Auch hinter den Kulissen engagiert sich das «Cervo» für die Nachhaltigkeit – mit einem umfassenden Energiekonzept. Noch in der Saison 2019/2020 wurde das Haupthaus ausschliesslich mit Öl beheizt. Die Lodges wurden bereits damals über eine Luftwärmepumpe versorgt. Inzwischen werden 99 Prozent der benötigten Energie des gesamten Hotels durch eine Wärmepumpe und ein System zur Wärmerückgewinnung aus dem hoteleigenen Abwasser generiert. Seit der Umstellung konnten so jährlich 53,1 Tonnen C02 eingespart werden. «Das rechnet sich langfristig auch finanziell, weil wir so Energie einsparen können», erklärt Daniel Lauber. Seit dem 1. Januar 2023 bezieht das Haus zudem 100 Prozent Wasserenergie aus Zermatt. Auch beim Trinkwasser setzt das «Cervo» auf Zermatt. 100 Prozent des verkauften Trinkwassers stammt aus dem Dorf und wird durch ein Filtersystem aufbereitet. Dadurch fallen Transportwege, ebenso wie die Produktion von Trinkflaschen weg, was zusätzlich C02 einspart.

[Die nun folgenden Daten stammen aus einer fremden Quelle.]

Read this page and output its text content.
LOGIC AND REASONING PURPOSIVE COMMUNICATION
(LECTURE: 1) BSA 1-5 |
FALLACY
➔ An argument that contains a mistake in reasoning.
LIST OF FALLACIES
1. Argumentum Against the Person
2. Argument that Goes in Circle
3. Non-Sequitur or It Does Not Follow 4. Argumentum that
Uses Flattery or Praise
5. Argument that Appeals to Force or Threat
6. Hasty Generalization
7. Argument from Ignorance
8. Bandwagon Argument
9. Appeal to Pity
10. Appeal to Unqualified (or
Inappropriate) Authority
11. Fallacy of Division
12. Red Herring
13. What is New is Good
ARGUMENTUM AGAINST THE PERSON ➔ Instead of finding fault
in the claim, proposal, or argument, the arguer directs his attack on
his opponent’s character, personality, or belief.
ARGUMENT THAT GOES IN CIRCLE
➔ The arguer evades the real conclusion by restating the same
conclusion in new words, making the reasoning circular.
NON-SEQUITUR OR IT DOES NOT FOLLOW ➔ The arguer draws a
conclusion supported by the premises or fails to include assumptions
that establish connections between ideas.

«Auch unsere Gäste tragen eine Verantwortung»

Auch die Gäste können im «Cervo» Gutes tun. Durch eine Partnerschaft mit der Stiftung MyClimate wird ihnen ermöglicht, die Übernachtung durch einen kleinen Aufpreis zu kompensieren und so C02 neutral zu gestalten. «So können auch unsere Gäste einen Beitrag leisten. Im letzten Jahr haben sie auf diesem Wege einen fünfstelligen Betrag kompensiert. Und wir haben den Betrag noch verdoppelt», erklärt Lauber. Das Geld fliesse zum einen in interne Massnahmen zur Verringerung von Emissionen und zum anderen in ein Klimaschutzprojekt in Nepal, das Abfallberge in Biodünger verwandelt, führt er weiter aus.

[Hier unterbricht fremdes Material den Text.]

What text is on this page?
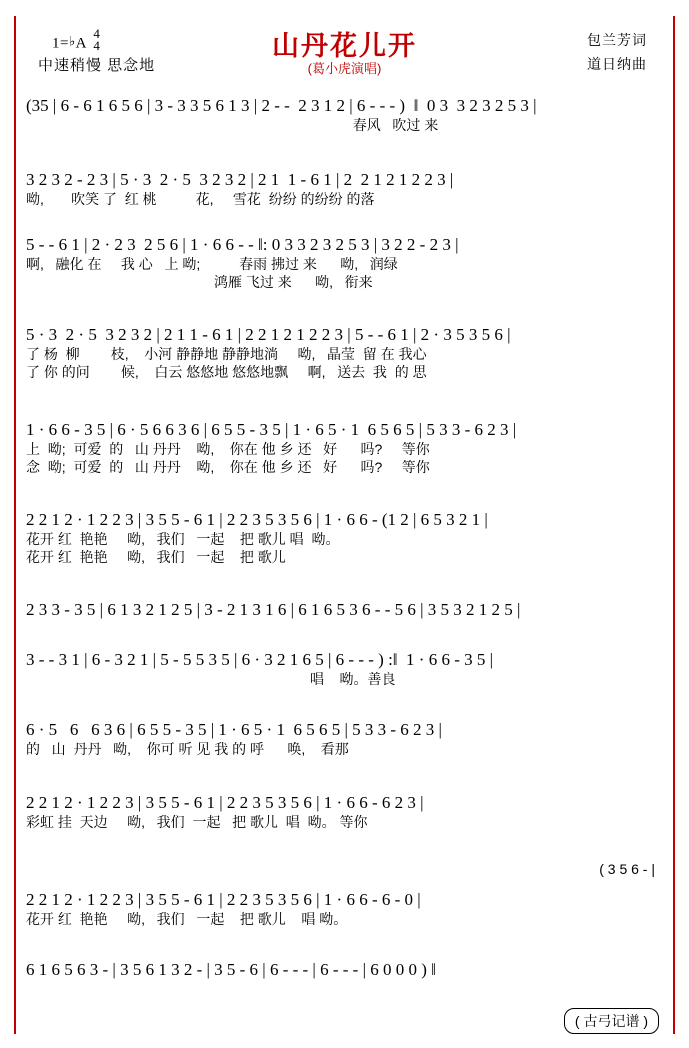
1=♭A
4
4
中速稍慢 思念地
山丹花儿开
(葛小虎演唱)
包兰芳词
道日纳曲
(35 | 6 - 6 1 6 5 6 | 3 - 3 3 5 6 1 3 | 2 - -  2 3 1 2 | 6 - - - )  ‖  0 3  3 2 3 2 5 3 |
春风   吹过 来
3 2 3 2 - 2 3 | 5 · 3  2 · 5  3 2 3 2 | 2 1  1 - 6 1 | 2  2 1 2 1 2 2 3 |
呦,       吹笑 了  红 桃          花,     雪花  纷纷 的纷纷 的落
5 - - 6 1 | 2 · 2 3  2 5 6 | 1 · 6 6 - - ‖: 0 3 3 2 3 2 5 3 | 3 2 2 - 2 3 |
啊,   融化 在     我 心   上 呦;          春雨 拂过 来      呦,   润绿
鸿雁 飞过 来      呦,   衔来
5 · 3  2 · 5  3 2 3 2 | 2 1 1 - 6 1 | 2 2 1 2 1 2 2 3 | 5 - - 6 1 | 2 · 3 5 3 5 6 |
了 杨  柳        枝,    小河 静静地 静静地淌     呦,   晶莹  留 在 我心
了 你 的问        候,    白云 悠悠地 悠悠地飘     啊,   送去  我  的 思
1 · 6 6 - 3 5 | 6 · 5 6 6 3 6 | 6 5 5 - 3 5 | 1 · 6 5 · 1  6 5 6 5 | 5 3 3 - 6 2 3 |
上  呦;  可爱  的   山 丹丹    呦,    你在 他 乡 还   好      吗?     等你
念  呦;  可爱  的   山 丹丹    呦,    你在 他 乡 还   好      吗?     等你
2 2 1 2 · 1 2 2 3 | 3 5 5 - 6 1 | 2 2 3 5 3 5 6 | 1 · 6 6 - (1 2 | 6 5 3 2 1 |
花开 红  艳艳     呦,   我们   一起    把 歌儿 唱  呦。
花开 红  艳艳     呦,   我们   一起    把 歌儿
2 3 3 - 3 5 | 6 1 3 2 1 2 5 | 3 - 2 1 3 1 6 | 6 1 6 5 3 6 - - 5 6 | 3 5 3 2 1 2 5 |
3 - - 3 1 | 6 - 3 2 1 | 5 - 5 5 3 5 | 6 · 3 2 1 6 5 | 6 - - - ) :‖  1 · 6 6 - 3 5 |
唱    呦。善良
6 · 5   6   6 3 6 | 6 5 5 - 3 5 | 1 · 6 5 · 1  6 5 6 5 | 5 3 3 - 6 2 3 |
的   山  丹丹   呦,    你可 听 见 我 的 呼      唤,    看那
2 2 1 2 · 1 2 2 3 | 3 5 5 - 6 1 | 2 2 3 5 3 5 6 | 1 · 6 6 - 6 2 3 |
彩虹 挂  天边     呦,   我们  一起   把 歌儿  唱  呦。 等你
( 3 5 6 - |
2 2 1 2 · 1 2 2 3 | 3 5 5 - 6 1 | 2 2 3 5 3 5 6 | 1 · 6 6 - 6 - 0 |
花开 红  艳艳     呦,   我们   一起    把 歌儿    唱 呦。
6 1 6 5 6 3 - | 3 5 6 1 3 2 - | 3 5 - 6 | 6 - - - | 6 - - - | 6 0 0 0 ) ‖
( 古弓记谱 )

Am Ende ist und bleibt das «Cervo» ein Fünfsternehotel, das Gäste und Mitarbeitende aus der ganzen Welt nach Zermatt lockt und dabei Ressourcen verbraucht und eine entsprechende Infrastruktur benötigt. Dies geschieht jedoch in einem äusserst respektvollen Umgang mit Mensch und Natur und mit einer klaren Vision. Um es mit den Worten des Hoteliers selbst zu sagen: «Das «Cervo» ist viel mehr als ein Hotel, es ist ein Lebensgefühl. Wir möchten mit unserem Hotel einen Begegnungsort für Menschen aus aller Welt schaffen – für die Mitarbeitenden genauso wie für die Gäste.»

Eine schöne Vision, die sich in Zermatt, am Fuss des Matterhorns durchaus umsetzen lässt. So hat der Berg, als beliebte Touristenattraktion, seit jeher Entdecker und Pioniere aus der ganzen Welt nach Zermatt gebracht.